Cython generates very efficient C code

* according to PyBench:

  * conditions and loops run 2-8x faster than in Py2.5

  * most benchmarks run 30%-80% faster

  * overall more than 30% faster for plain Python code

* optional type declarations

  * let Cython generate plain C instead of C-API calls

  * make code several times faster than the above


Type declarations
=================

* »cdef« keyword declares

  * local variables with C types

  * functions with C signatures

  * classes as builtin extension types

* Example::

    def stupid_lower_case(char* s):
        cdef Py_ssize_t size, i

	size = len(s)
        for i in range(size):
            if s[i] >= 'A' and s[i] <= 'Z':
                s[i] += 'a' - 'A'
        return s


Why is this stupid?
===================

Ask Cython!

.. sourcecode:: bash

    $ cat stupidlowercase.py

::

    def stupid_lower_case(char* s):
        cdef Py_ssize_t size, i

	size = len(s)
        for i in range(size):
            if s[i] >= 'A' and s[i] <= 'Z':
                s[i] += 'a' - 'A'
        return s

.. sourcecode:: bash

    $ cython --annotate stupidlowercase.py

=> `stupidlowercase.html <ep2008/stupidlowercase.html>`_


Calling C functions
===================

* Example::

    cdef extern from "Python.h":
        # copied from the Python C-API docs:
        object PyUnicode_DecodeASCII(
            char* s, Py_ssize_t size, char* errors)

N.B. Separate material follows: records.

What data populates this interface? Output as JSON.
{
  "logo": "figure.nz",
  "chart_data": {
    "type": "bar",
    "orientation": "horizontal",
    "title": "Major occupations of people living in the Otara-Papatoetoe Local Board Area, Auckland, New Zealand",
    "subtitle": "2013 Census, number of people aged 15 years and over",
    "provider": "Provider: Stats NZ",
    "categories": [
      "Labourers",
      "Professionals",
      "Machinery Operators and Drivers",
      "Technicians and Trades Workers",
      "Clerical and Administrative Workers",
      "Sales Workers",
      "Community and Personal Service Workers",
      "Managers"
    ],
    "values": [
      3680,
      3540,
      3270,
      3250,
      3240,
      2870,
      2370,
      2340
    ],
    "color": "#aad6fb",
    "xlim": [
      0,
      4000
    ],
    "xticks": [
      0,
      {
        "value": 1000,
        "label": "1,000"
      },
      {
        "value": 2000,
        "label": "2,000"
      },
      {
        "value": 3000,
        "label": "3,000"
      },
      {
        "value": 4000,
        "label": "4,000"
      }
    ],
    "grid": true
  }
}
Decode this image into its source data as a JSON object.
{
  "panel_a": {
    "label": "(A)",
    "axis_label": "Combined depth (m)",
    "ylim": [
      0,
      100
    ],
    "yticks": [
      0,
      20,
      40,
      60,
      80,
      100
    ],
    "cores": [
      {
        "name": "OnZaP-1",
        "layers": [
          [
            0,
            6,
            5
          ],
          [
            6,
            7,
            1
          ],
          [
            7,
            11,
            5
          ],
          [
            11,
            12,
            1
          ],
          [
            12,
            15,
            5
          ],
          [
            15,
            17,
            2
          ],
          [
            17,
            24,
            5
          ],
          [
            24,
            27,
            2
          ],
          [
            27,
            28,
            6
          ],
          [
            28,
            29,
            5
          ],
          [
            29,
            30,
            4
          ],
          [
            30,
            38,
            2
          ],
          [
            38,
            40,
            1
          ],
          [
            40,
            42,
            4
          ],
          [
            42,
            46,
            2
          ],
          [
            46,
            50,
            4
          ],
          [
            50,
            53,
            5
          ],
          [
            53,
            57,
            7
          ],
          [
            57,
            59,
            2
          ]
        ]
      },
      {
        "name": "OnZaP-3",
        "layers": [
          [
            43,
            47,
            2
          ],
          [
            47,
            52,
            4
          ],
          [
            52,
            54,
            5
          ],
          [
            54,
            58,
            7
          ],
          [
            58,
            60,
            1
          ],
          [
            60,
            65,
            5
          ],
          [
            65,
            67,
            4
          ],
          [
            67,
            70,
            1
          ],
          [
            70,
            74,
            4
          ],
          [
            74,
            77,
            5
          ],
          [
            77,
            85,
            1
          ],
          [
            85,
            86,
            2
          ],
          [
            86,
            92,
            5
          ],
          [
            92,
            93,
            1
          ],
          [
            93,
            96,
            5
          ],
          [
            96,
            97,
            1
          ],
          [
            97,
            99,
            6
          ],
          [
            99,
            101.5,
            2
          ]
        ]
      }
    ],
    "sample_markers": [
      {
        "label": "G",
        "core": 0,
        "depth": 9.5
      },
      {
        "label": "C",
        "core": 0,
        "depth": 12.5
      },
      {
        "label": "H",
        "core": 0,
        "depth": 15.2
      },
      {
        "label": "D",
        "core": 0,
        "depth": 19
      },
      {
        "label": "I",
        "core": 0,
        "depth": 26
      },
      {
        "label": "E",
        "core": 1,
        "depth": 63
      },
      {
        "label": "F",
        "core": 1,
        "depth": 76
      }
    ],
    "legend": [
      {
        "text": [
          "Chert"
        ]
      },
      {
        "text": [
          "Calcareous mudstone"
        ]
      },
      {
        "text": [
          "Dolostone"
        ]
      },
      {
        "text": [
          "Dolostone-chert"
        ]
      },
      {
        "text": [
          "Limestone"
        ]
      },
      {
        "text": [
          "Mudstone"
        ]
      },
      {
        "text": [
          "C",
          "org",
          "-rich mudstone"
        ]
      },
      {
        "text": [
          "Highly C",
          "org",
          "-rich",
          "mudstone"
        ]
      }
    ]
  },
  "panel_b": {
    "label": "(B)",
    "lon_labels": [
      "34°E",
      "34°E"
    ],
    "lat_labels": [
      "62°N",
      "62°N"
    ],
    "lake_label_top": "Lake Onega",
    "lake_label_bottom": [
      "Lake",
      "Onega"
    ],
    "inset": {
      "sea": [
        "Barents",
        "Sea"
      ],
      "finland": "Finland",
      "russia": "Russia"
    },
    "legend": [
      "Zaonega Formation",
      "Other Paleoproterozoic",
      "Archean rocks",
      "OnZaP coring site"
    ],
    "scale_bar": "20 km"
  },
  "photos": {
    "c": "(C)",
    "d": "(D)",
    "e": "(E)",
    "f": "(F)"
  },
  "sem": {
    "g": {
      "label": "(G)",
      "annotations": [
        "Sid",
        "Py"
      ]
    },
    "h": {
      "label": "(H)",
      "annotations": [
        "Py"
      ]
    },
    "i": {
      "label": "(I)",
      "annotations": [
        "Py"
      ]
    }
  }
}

    cdef extern from "string.h":
        int strlen(char *s)


    cdef slightly_better_lower_case(char* s):
        cdef Py_ssize_t i, size = strlen(s)
        for i in range(size):
            if s[i] >= 'A' and s[i] <= 'Z':
                s[i] += 'a' - 'A'
	return PyUnicode_DecodeASCII(s, size, NULL)


Features in work
================

* Dynamic classes and functions with closures

  .. sourcecode:: python

    def factory(a,b):
        def closure_function(c):
            return a+b+c
        return closure_function

* Native support for new ``buffer`` protocol

  * part of NumPy integration by Dag Seljebotn

  .. sourcecode:: python

    def inplace_negative_grayscale_image(
                      ndarray[unsigned char, 2] image):
        cdef int i, j
        for i in range(image.shape[0]):
            for j in range(image.shape[1]):
                arr[i, j] = 255 - arr[i, j]


Huge pile of great ideas
========================

* Cython Enhancement Proposals (CEPs)

  * http://wiki.cython.org/enhancements

* native pickle support for extension classes

* meta-programming facilities

* type inference strategies

* compile-time assertions for optimisations

* object-like C-array handling

* improved C++ integration

* ...


Conclusion
==========

* Cython is a tool for

  * efficiently translating Python code to C

  * easily interfacing to external C libraries

* Use it to

  * speed up existing Python modules

    * concentrate on optimisations, not rewrites!

  * write C extensions for CPython

    * don't change the language just to get fast code!

  * wrap C libraries *in Python*

    * concentrate on the mapping, not the glue!


... but Cython is also
======================

* a great project

* a very open playground for great ideas!


Cython
======

  **Cython**

  **C-Extensions in Python**

  \... use it, and join the project!